Originally Posted by idk01

Hi Scott, had a week of removing this fungus from machines, seems there is a spate of drive by downloads going on :-( not to mention spam emails with links to this sort of trash.

The latest I've seen infesting machines this week is "personal Antivirus" and "pc antispyware 2010" these are quite nasty to remove.

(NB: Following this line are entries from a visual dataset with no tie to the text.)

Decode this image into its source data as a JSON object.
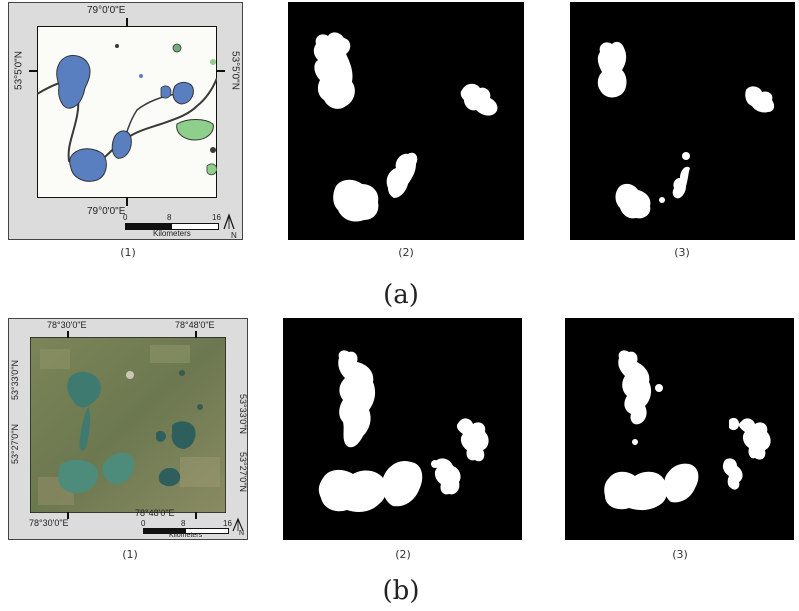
{
  "figure": {
    "panel_a": {
      "label": "(a)",
      "sublabels": [
        "(1)",
        "(2)",
        "(3)"
      ],
      "map": {
        "top_coord": "79°0'0\"E",
        "bottom_coord": "79°0'0\"E",
        "left_coord": "53°5'0\"N",
        "right_coord": "53°5'0\"N",
        "scale_ticks": [
          "0",
          "8",
          "16"
        ],
        "scale_unit": "Kilometers",
        "north": "N"
      }
    },
    "panel_b": {
      "label": "(b)",
      "sublabels": [
        "(1)",
        "(2)",
        "(3)"
      ],
      "map": {
        "top_coords": [
          "78°30'0\"E",
          "78°48'0\"E"
        ],
        "bottom_coords": [
          "78°30'0\"E",
          "78°48'0\"E"
        ],
        "left_coords": [
          "53°33'0\"N",
          "53°27'0\"N"
        ],
        "right_coords": [
          "53°33'0\"N",
          "53°27'0\"N"
        ],
        "scale_ticks": [
          "0",
          "8",
          "16"
        ],
        "scale_unit": "Kilometers",
        "north": "N"
      }
    },
    "colors": {
      "lake_blue": "#5a7fc0",
      "vegetation_green": "#8fcf8c",
      "satellite_base": "#6f7a52",
      "water_mask": "#ffffff",
      "background_mask": "#000000"
    }
  }
}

I would recommend the following to remove and it may take a combination of them to remove fully:

SuperAntispyware - free version - http://www.superantispyware.com/
Malearebytes - http://www.malwarebytes.org/
SDFix - http://www.bleepingcomputer.com/forums/topic131299.html
Roguefix - http://www.internetinspiration.co.uk/roguefix.htm

I've had two clients today be silly enough to put credit card details in this "personalAntivirus" as it does look very similar to AVG free. beware guys, I would suggest running Firefox with the "NoScript" add-on, as this block most of these drive by download hijacks.



Dave.

Yikes! I had that thing pop up on my machine - looks just like AVG, so I did a double take. Thankfully, I exited everything right away and ran my real antivirus stuff.

[SLS]

Quote:

Originally Posted by Carolina

Yikes! I had that thing pop up on my machine - looks just like AVG, so I did a double take. Thankfully, I exited everything right away and ran my real antivirus stuff.

download malwarebytes and have it scan your system, it found 14 other viruses that Norton missed!
Scott

[Carolina]

I have AVG, but did run Malwarebytes right after. Thanks to this forum, of course I knew this!!

[vh_bu98]

Cleaning infected computers is one of the most annoying parts of IT because it's such a time consuming process. I always prefer to copy the data over and format and reinstall the OS. The time it takes cleaning a PC is better used to start from scratch.